Install updates from vendor's website.

Vulnerable software versions

Red Hat Enterprise Linux Server - Extended Update Support: 7.2 - 7.3

Red Hat Enterprise Linux Server - TUS: 7.2 - 7.3

Red Hat Enterprise Linux Server - AUS: 7.2 - 7.3

Red Hat Enterprise Linux Server: 7

golang (Red Hat package): before 1.6.3-1.el7_2.1

CPE2.3

External links

https://access.redhat.com/errata/RHSA-2016:1538

Q & A

Can this vulnerability be exploited remotely?

Yes. This vulnerability can be exploited by a remote non-authenticated attacker via the Internet.

Is there known malware, which exploits this vulnerability?

No. We are not aware of malware exploiting this vulnerability.

5) Improper access control

EUVDB-ID: #VU33632

Risk: High

CVSSv4.0: 7.2 [CVSS:4.0/AV:N/AC:L/AT:P/PR:N/UI:N/VC:H/VI:H/VA:H/SC:N/SI:N/SA:N/E:U/U:Amber]

CVE-ID: CVE-2016-5386

CWE-ID: CWE-284 - Improper Access Control

Exploit availability: No

Description

The vulnerability allows a remote non-authenticated attacker to execute arbitrary code.

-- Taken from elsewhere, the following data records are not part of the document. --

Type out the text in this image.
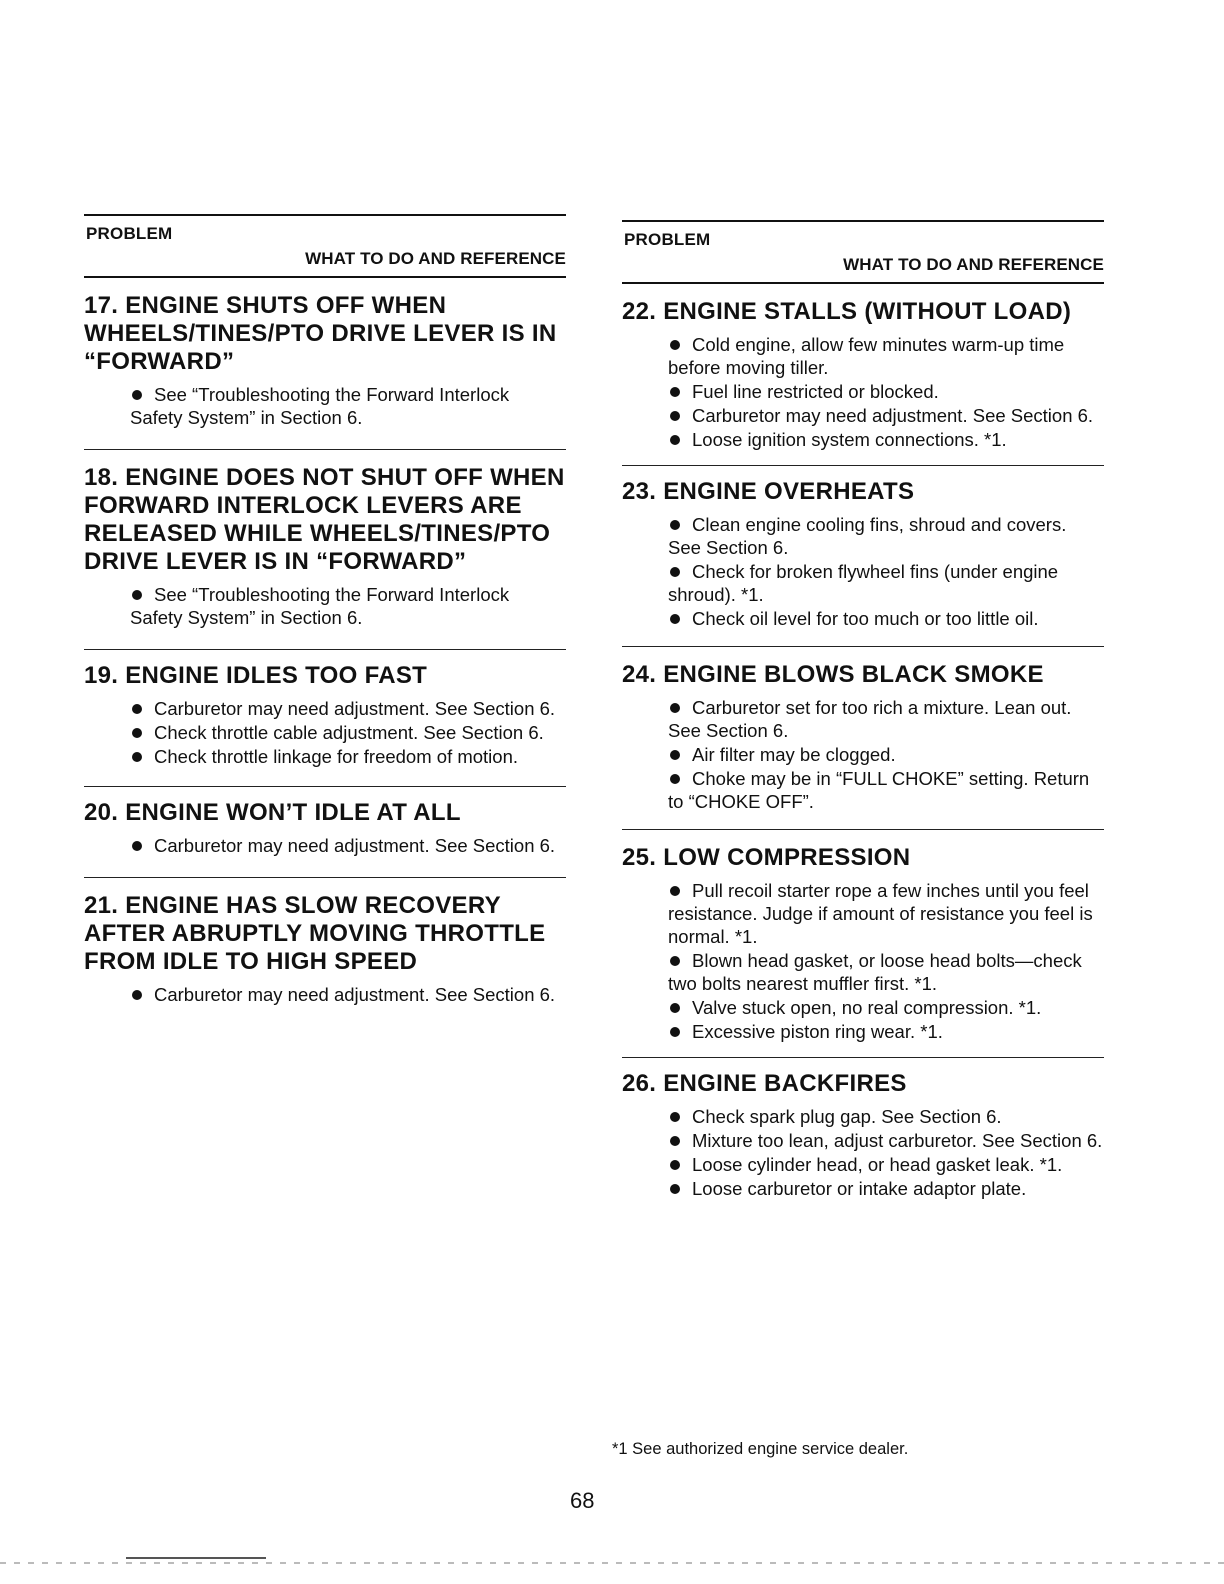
PROBLEM
WHAT TO DO AND REFERENCE

17. ENGINE SHUTS OFF WHEN WHEELS/TINES/PTO DRIVE LEVER IS IN “FORWARD”

See “Troubleshooting the Forward Interlock Safety System” in Section 6.

18. ENGINE DOES NOT SHUT OFF WHEN FORWARD INTERLOCK LEVERS ARE RELEASED WHILE WHEELS/TINES/PTO DRIVE LEVER IS IN “FORWARD”

See “Troubleshooting the Forward Interlock Safety System” in Section 6.

19. ENGINE IDLES TOO FAST

Carburetor may need adjustment. See Section 6.

Check throttle cable adjustment. See Section 6.

Check throttle linkage for freedom of motion.

20. ENGINE WON’T IDLE AT ALL

Carburetor may need adjustment. See Section 6.

21. ENGINE HAS SLOW RECOVERY AFTER ABRUPTLY MOVING THROTTLE FROM IDLE TO HIGH SPEED

Carburetor may need adjustment. See Section 6.

PROBLEM
WHAT TO DO AND REFERENCE

22. ENGINE STALLS (WITHOUT LOAD)

Cold engine, allow few minutes warm-up time before moving tiller.

Fuel line restricted or blocked.

Carburetor may need adjustment. See Section 6.

Loose ignition system connections. *1.

23. ENGINE OVERHEATS

Clean engine cooling fins, shroud and covers. See Section 6.

Check for broken flywheel fins (under engine shroud). *1.

Check oil level for too much or too little oil.

24. ENGINE BLOWS BLACK SMOKE

Carburetor set for too rich a mixture. Lean out. See Section 6.

Air filter may be clogged.

Choke may be in “FULL CHOKE” setting. Return to “CHOKE OFF”.

25. LOW COMPRESSION

Pull recoil starter rope a few inches until you feel resistance. Judge if amount of resistance you feel is normal. *1.

Blown head gasket, or loose head bolts—check two bolts nearest muffler first. *1.

Valve stuck open, no real compression. *1.

Excessive piston ring wear. *1.

26. ENGINE BACKFIRES

Check spark plug gap. See Section 6.

Mixture too lean, adjust carburetor. See Section 6.

Loose cylinder head, or head gasket leak. *1.

Loose carburetor or intake adaptor plate.

*1 See authorized engine service dealer.
68
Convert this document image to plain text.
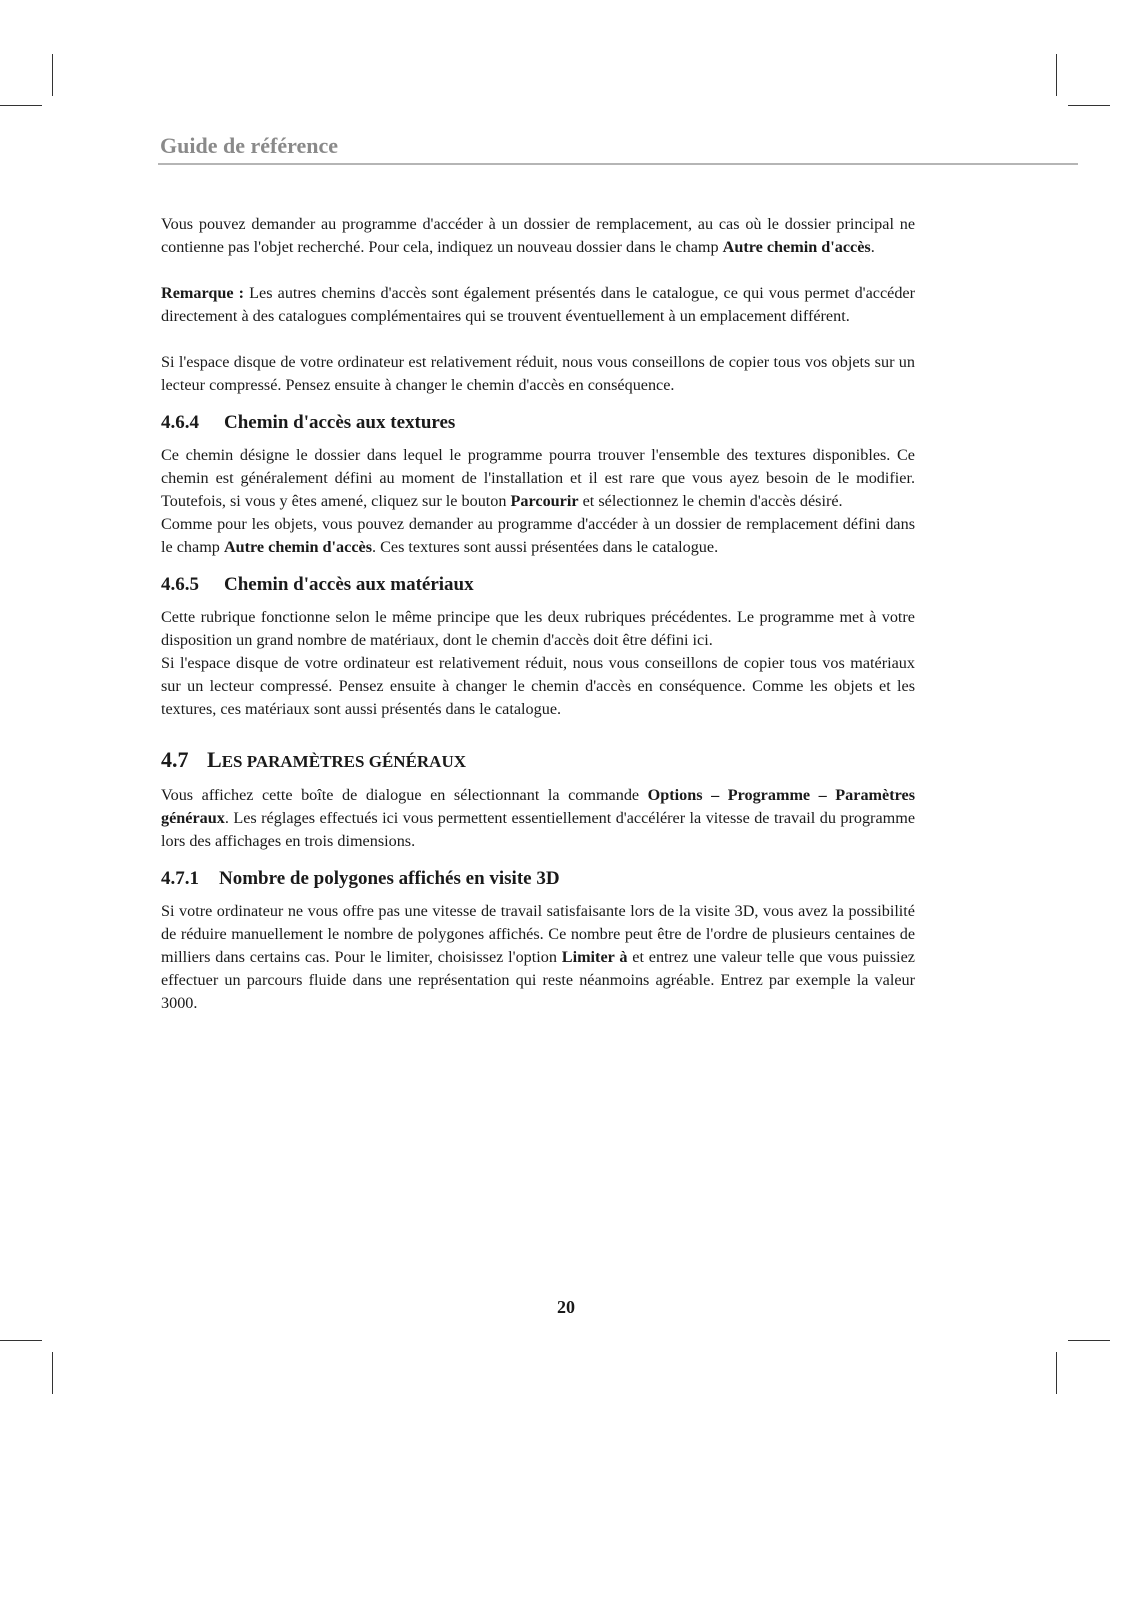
Guide de référence

Vous pouvez demander au programme d'accéder à un dossier de remplacement, au cas où le dossier principal ne contienne pas l'objet recherché. Pour cela, indiquez un nouveau dossier dans le champ Autre chemin d'accès.

Remarque : Les autres chemins d'accès sont également présentés dans le catalogue, ce qui vous permet d'accéder directement à des catalogues complémentaires qui se trouvent éventuellement à un emplacement différent.

Si l'espace disque de votre ordinateur est relativement réduit, nous vous conseillons de copier tous vos objets sur un lecteur compressé. Pensez ensuite à changer le chemin d'accès en conséquence.

4.6.4 Chemin d'accès aux textures

Ce chemin désigne le dossier dans lequel le programme pourra trouver l'ensemble des textures disponibles. Ce chemin est généralement défini au moment de l'installation et il est rare que vous ayez besoin de le modifier. Toutefois, si vous y êtes amené, cliquez sur le bouton Parcourir et sélectionnez le chemin d'accès désiré.

Comme pour les objets, vous pouvez demander au programme d'accéder à un dossier de remplacement défini dans le champ Autre chemin d'accès. Ces textures sont aussi présentées dans le catalogue.

4.6.5 Chemin d'accès aux matériaux

Cette rubrique fonctionne selon le même principe que les deux rubriques précédentes. Le programme met à votre disposition un grand nombre de matériaux, dont le chemin d'accès doit être défini ici.

Si l'espace disque de votre ordinateur est relativement réduit, nous vous conseillons de copier tous vos matériaux sur un lecteur compressé. Pensez ensuite à changer le chemin d'accès en conséquence. Comme les objets et les textures, ces matériaux sont aussi présentés dans le catalogue.

4.7 LES PARAMÈTRES GÉNÉRAUX

Vous affichez cette boîte de dialogue en sélectionnant la commande Options – Programme – Paramètres généraux. Les réglages effectués ici vous permettent essentiellement d'accélérer la vitesse de travail du programme lors des affichages en trois dimensions.

4.7.1 Nombre de polygones affichés en visite 3D

Si votre ordinateur ne vous offre pas une vitesse de travail satisfaisante lors de la visite 3D, vous avez la possibilité de réduire manuellement le nombre de polygones affichés. Ce nombre peut être de l'ordre de plusieurs centaines de milliers dans certains cas. Pour le limiter, choisissez l'option Limiter à et entrez une valeur telle que vous puissiez effectuer un parcours fluide dans une représentation qui reste néanmoins agréable. Entrez par exemple la valeur 3000.

20
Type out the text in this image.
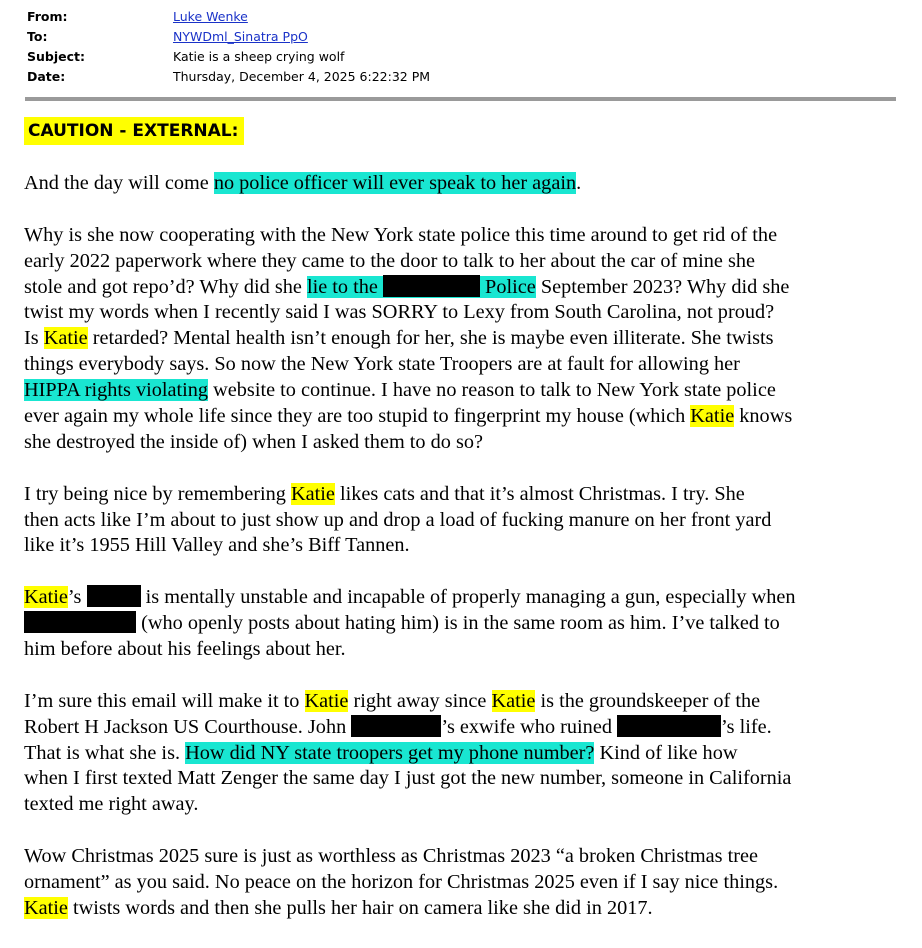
From:	Luke Wenke
To:	NYWDml_Sinatra PpO
Subject:	Katie is a sheep crying wolf
Date:	Thursday, December 4, 2025 6:22:32 PM
CAUTION - EXTERNAL:
And the day will come no police officer will ever speak to her again.
Why is she now cooperating with the New York state police this time around to get rid of the
early 2022 paperwork where they came to the door to talk to her about the car of mine she
stole and got repo’d? Why did she lie to the	Police September 2023? Why did she
twist my words when I recently said I was SORRY to Lexy from South Carolina, not proud?
Is Katie retarded? Mental health isn’t enough for her, she is maybe even illiterate. She twists
things everybody says. So now the New York state Troopers are at fault for allowing her
HIPPA rights violating website to continue. I have no reason to talk to New York state police
ever again my whole life since they are too stupid to fingerprint my house (which Katie knows
she destroyed the inside of) when I asked them to do so?
I try being nice by remembering Katie likes cats and that it’s almost Christmas. I try. She
then acts like I’m about to just show up and drop a load of fucking manure on her front yard
like it’s 1955 Hill Valley and she’s Biff Tannen.
Katie’s	is mentally unstable and incapable of properly managing a gun, especially when
(who openly posts about hating him) is in the same room as him. I’ve talked to
him before about his feelings about her.
I’m sure this email will make it to Katie right away since Katie is the groundskeeper of the
Robert H Jackson US Courthouse. John	’s exwife who ruined	’s life.
That is what she is. How did NY state troopers get my phone number? Kind of like how
when I first texted Matt Zenger the same day I just got the new number, someone in California
texted me right away.
Wow Christmas 2025 sure is just as worthless as Christmas 2023 “a broken Christmas tree
ornament” as you said. No peace on the horizon for Christmas 2025 even if I say nice things.
Katie twists words and then she pulls her hair on camera like she did in 2017.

The net/http package in Go through 1.6 does not attempt to address RFC 3875 section 4.1.18 namespace conflicts and therefore does not protect CGI applications from the presence of untrusted client data in the HTTP_PROXY environment variable, which might allow remote attackers to redirect a CGI application's outbound HTTP traffic to an arbitrary proxy server via a crafted Proxy header in an HTTP request, aka an "httpoxy" issue.

Mitigation

Install updates from vendor's website.

Vulnerable software versions

Red Hat Enterprise Linux Server - Extended Update Support: 7.2 - 7.3

Red Hat Enterprise Linux Server - TUS: 7.2 - 7.3

Red Hat Enterprise Linux Server - AUS: 7.2 - 7.3

Red Hat Enterprise Linux Server: 7

golang (Red Hat package): before 1.6.3-1.el7_2.1

CPE2.3

External links

https://access.redhat.com/errata/RHSA-2016:1538

Q & A

Can this vulnerability be exploited remotely?

Yes. This vulnerability can be exploited by a remote non-authenticated attacker via the Internet.

Is there known malware, which exploits this vulnerability?

No. We are not aware of malware exploiting this vulnerability.